Shrink and accelerate Sana: x2 smaller and x2 faster (Pro)

Open In Colab

This tutorial demonstrates how to use the pruna_pro package to optimize (going from 16 bits to 8 bits!) any transformer-based diffusion model. We will use the Sana_600M_512px model as an example. This tutorial was tested on a A10G GPU, but can be adapted to any CPU/GPU, and other (flux and stable diffusion) models that contain a transformer (as long as the model fits on the device). Note that the algorithm presented in this tutorial is a pruna_pro feature, so you will need your token to run this tutorial.

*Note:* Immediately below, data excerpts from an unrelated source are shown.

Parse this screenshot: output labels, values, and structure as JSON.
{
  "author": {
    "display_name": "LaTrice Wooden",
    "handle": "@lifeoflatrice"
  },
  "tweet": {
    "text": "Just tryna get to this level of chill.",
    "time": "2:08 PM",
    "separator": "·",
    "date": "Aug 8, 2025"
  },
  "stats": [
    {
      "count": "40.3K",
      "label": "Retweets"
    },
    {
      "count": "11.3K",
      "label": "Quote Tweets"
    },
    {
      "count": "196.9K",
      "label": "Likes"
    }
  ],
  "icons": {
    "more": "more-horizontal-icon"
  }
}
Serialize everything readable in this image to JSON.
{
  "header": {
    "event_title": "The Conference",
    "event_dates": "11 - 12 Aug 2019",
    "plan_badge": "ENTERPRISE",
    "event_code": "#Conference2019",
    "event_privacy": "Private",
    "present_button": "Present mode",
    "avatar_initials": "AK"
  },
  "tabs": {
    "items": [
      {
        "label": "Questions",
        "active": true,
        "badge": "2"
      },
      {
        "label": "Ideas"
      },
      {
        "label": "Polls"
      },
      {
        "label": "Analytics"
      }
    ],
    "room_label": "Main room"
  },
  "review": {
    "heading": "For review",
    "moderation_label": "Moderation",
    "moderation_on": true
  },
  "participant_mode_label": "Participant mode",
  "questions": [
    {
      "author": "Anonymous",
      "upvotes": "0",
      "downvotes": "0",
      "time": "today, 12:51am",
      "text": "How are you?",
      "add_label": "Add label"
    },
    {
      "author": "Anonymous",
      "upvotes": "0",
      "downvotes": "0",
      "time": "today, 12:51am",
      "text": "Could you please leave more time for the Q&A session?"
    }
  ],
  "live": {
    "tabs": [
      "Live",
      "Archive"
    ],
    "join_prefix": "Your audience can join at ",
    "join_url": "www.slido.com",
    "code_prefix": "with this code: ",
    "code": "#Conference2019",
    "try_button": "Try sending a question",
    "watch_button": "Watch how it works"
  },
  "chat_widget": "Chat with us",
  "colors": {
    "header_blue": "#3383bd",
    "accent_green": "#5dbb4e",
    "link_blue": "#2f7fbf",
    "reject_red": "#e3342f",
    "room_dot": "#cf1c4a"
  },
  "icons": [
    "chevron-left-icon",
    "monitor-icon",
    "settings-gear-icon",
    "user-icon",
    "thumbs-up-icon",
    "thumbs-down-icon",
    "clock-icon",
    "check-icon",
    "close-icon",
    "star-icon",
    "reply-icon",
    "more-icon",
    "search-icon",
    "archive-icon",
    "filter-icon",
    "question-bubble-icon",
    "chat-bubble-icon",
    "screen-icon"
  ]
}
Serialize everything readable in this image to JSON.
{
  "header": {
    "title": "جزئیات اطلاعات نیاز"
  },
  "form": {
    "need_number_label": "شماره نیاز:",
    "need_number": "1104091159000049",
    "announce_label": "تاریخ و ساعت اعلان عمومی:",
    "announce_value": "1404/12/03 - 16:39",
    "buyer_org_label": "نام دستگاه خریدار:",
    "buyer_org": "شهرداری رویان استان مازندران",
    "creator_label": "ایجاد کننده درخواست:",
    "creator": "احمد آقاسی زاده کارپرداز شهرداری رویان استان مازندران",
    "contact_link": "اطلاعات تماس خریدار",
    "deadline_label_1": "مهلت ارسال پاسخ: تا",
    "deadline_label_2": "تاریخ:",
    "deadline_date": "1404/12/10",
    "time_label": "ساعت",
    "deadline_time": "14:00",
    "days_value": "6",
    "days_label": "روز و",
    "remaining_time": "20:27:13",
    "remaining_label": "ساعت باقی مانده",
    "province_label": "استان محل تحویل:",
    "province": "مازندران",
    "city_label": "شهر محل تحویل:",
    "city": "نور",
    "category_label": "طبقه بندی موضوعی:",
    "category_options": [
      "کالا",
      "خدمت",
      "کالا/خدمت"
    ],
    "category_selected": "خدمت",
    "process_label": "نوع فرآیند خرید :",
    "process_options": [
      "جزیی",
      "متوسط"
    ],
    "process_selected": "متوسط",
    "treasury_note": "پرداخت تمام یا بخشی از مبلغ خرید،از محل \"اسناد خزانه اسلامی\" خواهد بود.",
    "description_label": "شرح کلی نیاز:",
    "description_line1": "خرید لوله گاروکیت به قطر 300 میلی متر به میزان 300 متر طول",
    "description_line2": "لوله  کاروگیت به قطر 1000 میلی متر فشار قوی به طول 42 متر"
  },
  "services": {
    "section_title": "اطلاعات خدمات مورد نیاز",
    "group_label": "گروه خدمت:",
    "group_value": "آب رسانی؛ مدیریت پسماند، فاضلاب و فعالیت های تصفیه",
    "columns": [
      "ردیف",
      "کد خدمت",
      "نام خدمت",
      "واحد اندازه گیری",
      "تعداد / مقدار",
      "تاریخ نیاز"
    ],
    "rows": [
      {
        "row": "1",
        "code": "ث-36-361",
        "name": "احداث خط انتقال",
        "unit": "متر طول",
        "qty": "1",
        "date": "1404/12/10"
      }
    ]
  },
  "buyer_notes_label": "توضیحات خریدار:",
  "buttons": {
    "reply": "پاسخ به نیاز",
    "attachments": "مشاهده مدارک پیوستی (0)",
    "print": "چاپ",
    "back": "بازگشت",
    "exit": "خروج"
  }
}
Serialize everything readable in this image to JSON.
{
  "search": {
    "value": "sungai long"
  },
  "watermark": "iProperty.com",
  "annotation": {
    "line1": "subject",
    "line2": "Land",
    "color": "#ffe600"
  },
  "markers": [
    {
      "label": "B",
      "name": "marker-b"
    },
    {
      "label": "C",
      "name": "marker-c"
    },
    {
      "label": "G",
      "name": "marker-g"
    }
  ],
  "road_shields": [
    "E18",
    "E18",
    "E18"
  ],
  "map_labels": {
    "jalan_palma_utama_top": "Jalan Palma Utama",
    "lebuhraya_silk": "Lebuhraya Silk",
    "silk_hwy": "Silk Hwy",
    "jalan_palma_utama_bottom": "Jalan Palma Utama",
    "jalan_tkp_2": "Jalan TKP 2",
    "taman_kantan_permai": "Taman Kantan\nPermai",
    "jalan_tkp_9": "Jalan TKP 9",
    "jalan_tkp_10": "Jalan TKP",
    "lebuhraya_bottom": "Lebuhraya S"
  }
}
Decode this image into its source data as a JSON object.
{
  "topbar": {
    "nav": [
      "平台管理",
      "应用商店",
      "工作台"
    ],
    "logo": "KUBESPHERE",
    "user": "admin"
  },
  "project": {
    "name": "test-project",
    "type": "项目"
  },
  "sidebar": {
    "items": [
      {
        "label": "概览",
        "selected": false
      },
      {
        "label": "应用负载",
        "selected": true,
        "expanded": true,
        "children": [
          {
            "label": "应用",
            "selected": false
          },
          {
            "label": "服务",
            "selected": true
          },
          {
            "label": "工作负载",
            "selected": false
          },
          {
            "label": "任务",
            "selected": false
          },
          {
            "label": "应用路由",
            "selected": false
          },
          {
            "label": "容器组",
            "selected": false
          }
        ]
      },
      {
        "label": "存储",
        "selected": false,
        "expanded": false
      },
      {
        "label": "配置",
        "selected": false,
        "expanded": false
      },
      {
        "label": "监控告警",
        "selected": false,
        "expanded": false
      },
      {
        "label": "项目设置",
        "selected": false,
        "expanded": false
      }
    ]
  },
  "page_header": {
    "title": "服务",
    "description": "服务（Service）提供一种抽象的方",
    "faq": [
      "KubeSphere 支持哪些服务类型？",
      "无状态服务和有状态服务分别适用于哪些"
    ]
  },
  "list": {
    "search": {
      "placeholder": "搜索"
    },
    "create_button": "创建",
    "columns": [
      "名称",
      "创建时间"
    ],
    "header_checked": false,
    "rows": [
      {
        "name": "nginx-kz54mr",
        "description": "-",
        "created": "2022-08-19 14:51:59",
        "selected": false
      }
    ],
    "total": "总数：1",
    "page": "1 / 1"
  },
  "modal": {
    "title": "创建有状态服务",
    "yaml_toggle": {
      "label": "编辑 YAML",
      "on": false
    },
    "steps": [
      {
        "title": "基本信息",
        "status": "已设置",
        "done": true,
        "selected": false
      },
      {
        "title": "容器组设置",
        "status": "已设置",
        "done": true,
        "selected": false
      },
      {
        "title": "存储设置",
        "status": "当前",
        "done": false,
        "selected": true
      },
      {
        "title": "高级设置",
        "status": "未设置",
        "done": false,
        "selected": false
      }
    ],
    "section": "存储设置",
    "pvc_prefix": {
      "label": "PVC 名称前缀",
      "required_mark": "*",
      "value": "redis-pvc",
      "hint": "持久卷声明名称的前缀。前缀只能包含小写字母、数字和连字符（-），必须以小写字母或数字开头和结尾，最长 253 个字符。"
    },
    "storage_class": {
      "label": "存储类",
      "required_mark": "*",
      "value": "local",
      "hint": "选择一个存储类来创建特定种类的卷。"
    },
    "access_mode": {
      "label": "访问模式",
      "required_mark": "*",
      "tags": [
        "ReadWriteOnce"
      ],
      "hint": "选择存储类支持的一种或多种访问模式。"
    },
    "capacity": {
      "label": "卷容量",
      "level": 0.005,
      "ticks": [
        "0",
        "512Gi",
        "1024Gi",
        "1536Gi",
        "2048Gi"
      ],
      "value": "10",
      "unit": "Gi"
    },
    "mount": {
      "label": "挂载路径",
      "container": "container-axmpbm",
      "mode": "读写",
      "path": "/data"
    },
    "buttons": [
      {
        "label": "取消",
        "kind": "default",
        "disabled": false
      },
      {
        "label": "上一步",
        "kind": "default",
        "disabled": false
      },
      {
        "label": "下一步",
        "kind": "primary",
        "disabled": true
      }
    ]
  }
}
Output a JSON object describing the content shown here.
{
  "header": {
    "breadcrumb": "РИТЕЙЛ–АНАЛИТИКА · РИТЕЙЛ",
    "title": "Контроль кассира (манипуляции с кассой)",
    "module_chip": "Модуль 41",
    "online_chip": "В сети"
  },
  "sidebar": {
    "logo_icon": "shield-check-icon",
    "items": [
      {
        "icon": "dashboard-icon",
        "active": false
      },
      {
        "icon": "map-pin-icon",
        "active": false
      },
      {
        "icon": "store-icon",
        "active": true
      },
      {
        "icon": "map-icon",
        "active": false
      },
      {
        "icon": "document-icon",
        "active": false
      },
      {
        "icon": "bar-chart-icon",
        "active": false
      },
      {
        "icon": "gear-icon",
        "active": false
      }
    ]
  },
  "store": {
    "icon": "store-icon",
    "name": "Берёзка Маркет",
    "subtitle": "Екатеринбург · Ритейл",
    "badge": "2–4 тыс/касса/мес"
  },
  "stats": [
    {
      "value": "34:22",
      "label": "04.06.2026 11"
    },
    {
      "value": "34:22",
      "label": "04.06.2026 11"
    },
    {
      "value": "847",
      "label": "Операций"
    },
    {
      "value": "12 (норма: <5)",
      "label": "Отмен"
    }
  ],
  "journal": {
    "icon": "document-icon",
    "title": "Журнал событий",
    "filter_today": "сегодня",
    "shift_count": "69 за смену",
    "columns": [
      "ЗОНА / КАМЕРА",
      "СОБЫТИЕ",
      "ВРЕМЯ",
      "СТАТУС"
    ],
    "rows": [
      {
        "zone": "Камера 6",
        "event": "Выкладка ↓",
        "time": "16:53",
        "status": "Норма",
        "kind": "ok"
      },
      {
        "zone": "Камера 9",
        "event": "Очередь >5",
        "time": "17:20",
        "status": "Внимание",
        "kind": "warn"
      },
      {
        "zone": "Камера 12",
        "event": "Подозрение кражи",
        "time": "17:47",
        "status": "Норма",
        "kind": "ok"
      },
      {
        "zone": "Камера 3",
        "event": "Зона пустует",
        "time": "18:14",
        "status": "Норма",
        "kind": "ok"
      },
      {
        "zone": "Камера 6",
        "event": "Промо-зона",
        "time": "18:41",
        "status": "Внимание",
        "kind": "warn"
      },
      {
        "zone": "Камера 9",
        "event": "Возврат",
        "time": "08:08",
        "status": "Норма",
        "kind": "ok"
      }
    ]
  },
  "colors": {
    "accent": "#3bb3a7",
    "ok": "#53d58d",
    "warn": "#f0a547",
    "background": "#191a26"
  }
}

1. Loading the Sana Diffusion Model

[ ]:
import torch
from diffusers import SanaPipeline

# Define the model ID
model_id = "Efficient-Large-Model/Sana_600M_512px_diffusers"

# Load the pre-trained model
pipe = SanaPipeline.from_pretrained(model_id, variant="fp16", torch_dtype=torch.float16)
pipe = pipe.to("cuda")

2. Initializing the Smash Config

Next, initialize the smash_config (we make use, here, of the torchao quantization algorithm). Only 3 lines of code?… Yeah!!!

[ ]:
from pruna_pro import smash, SmashConfig

# Initialize the SmashConfig
smash_config = SmashConfig()
smash_config['quantizer'] = 'torchao_autoquant'

3. Smashing the Model

Now, smash the model. This can take up to 40 seconds. Don’t forget to replace the token by the one provided by PrunaAI.

[ ]:
smashed_pipe = smash(
    model=pipe,
    token="<your_pruna_token>",
    smash_config=smash_config,
)

4. Running the Model

Run one step of the pipeline to warm up the model (we need to optimize the kernels on your machine ;) ). This process can take up to 10 minutes, but is done once and for all.

[ ]:
prompt = "a smiling cat dancing on a table. Miyazaki style"
smashed_pipe(prompt)

Finally, run the model to generate the image with accelerated inference.

[ ]:
smashed_pipe(prompt).images[0]

Wrap Up

Congratulations! You have successfully smashed a Sana model! You can now use pruna_pro package to optimize any custom diffusion model. The only parts that you should modify are step 1 and step 4 to fit your use case.